A PGR realçava então que um representante da arquidiocese era assistente no processo, o que lhe permitia "exercer os seus direitos”. Em fase de execução de sentença, exemplificava a nota, a arquidiocese “poderá requerer a reversão dos bens apreendidos e arrestados para a lesada ou outras diligências”. Na resposta, o MP sublinhava que “todos os bens incluídos no requerimento de perda ampliada encontram-se em território nacional inclusive, os imóveis”, que o ex-vice-cônsul terá pago com o resultado da burla.

Num despacho assinado pela juíza brasileira Geneci Campos, a magistrada explica que foi o MP Estadual que pediu a transferência da acção penal para Portugal. “Trata-se de transferência de procedimento criminal de cunho voluntário, motivada pela provável frustração da persecução penal, tendo em vista da aproximação do lapso temporal que atingiria o prazo prescricional da pena em concreto, e com isso a inefectividade do provimento jurisdicional”, justifica a juíza, numa decisão de 18 de Março. E acrescenta: “Isso porque, conforme denúncia [a acusação], o réu possui nacionalidade originária portuguesa, e, mesmo havendo o prosseguimento da acção penal, e consequentemente uma eventual condenação, o réu não cumpriria pena em território brasileiro, uma vez que seria necessária sua extradição, facto impossibilitado” nos termos do tratado de cooperação assinado entre Brasil e Portugal, em 2002.
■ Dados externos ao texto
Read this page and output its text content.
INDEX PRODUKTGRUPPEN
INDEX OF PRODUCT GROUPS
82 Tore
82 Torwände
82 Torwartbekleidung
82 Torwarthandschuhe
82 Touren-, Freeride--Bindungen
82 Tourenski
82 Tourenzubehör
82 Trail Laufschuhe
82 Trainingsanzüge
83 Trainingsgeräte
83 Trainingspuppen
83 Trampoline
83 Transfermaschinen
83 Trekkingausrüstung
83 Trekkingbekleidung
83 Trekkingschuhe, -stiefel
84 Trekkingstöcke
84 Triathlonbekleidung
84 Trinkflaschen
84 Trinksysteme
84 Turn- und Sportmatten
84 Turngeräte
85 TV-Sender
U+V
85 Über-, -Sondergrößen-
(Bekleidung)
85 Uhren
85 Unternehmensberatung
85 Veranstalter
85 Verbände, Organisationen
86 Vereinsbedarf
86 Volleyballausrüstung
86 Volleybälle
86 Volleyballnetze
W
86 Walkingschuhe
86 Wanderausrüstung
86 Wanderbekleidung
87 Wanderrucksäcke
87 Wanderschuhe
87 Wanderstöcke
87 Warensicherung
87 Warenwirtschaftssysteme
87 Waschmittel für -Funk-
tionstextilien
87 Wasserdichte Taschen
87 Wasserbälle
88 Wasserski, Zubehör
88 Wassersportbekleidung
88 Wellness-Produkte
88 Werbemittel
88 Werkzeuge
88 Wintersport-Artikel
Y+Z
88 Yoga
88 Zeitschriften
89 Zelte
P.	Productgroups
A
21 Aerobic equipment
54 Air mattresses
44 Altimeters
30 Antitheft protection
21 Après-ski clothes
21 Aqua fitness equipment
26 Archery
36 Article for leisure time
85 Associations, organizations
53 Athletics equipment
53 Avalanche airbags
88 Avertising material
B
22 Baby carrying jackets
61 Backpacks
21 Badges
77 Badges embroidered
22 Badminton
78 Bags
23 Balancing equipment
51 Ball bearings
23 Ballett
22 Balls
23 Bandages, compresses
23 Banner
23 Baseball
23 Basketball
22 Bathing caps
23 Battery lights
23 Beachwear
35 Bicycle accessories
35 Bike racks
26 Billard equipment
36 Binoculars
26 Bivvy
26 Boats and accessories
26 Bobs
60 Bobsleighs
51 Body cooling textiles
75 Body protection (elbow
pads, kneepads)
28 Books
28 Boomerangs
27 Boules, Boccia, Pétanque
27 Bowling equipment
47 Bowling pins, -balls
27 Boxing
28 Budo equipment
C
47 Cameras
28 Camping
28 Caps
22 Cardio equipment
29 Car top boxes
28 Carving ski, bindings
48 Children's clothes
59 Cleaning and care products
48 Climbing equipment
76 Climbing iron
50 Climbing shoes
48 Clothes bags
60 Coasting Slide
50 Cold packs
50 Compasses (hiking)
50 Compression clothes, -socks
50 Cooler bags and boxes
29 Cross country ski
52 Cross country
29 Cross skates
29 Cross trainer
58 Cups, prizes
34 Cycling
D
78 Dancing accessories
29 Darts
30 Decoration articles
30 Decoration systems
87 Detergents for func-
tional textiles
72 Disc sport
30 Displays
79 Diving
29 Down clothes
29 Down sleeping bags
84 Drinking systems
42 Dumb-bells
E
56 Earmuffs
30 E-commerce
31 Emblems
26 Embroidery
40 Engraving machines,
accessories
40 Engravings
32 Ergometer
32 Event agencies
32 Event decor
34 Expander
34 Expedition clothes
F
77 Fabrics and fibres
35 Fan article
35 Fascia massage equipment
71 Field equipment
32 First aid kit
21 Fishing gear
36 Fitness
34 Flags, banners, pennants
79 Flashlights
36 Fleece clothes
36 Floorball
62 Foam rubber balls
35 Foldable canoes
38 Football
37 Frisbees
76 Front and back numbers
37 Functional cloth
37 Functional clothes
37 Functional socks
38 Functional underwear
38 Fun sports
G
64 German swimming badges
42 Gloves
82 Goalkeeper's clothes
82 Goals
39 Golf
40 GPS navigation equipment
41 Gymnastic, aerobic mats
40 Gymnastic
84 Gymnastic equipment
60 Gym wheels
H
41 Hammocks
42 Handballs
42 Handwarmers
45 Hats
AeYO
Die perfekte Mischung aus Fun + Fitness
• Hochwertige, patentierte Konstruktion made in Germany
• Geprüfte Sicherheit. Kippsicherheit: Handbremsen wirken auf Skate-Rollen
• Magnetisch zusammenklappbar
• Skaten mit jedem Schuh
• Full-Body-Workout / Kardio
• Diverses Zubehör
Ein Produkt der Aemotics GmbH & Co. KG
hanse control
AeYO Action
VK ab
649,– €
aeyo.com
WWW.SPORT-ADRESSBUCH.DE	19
A juíza considera que esta decisão é forçosa para “atingir o real interesse da Administração da Justiça”, concordando com a “renúncia à jurisdição e ao direito à persecução penal, em favor do Estado de Portugal”, constatando que o suspeito fica sujeito à lei penal portuguesa, onde se encontra.

Em causa neste processo está o facto de o ex-vice-cônsul alegadamente se ter apropriado de perto de um milhão de euros que a Arquidiocese de Porto Alegre lhe entregou como caução de um donativo de quase quatro milhões de euros que seria atribuído por uma suposta organização não-governamental (ONG) belga, que teria relações com o Governo português e iria patrocinar a recuperação de duas igrejas de origem portuguesa naquela região brasileira.

Julgamento marcado para Março de 2017

O julgamento do ex-vice-cônsul esteve marcado para Janeiro passado, em Lisboa, mas acabou adiado sem data. Tal aconteceu, segundo a PGR, porque as autoridades brasileiras não cumpriram uma carta rogatória a pedir a audição de testemunhas nos termos pedidos. “Isto porque as testemunhas foram ouvidas pela polícia e não por um juiz, condição sem a qual os depoimentos não podem valer como prova”, refere a PGR. O juiz titular do caso no Brasil diz desconhecer a existência dessa carta. Entretanto, o tribunal marcou o início do julgamento para 1 de Março de 2017.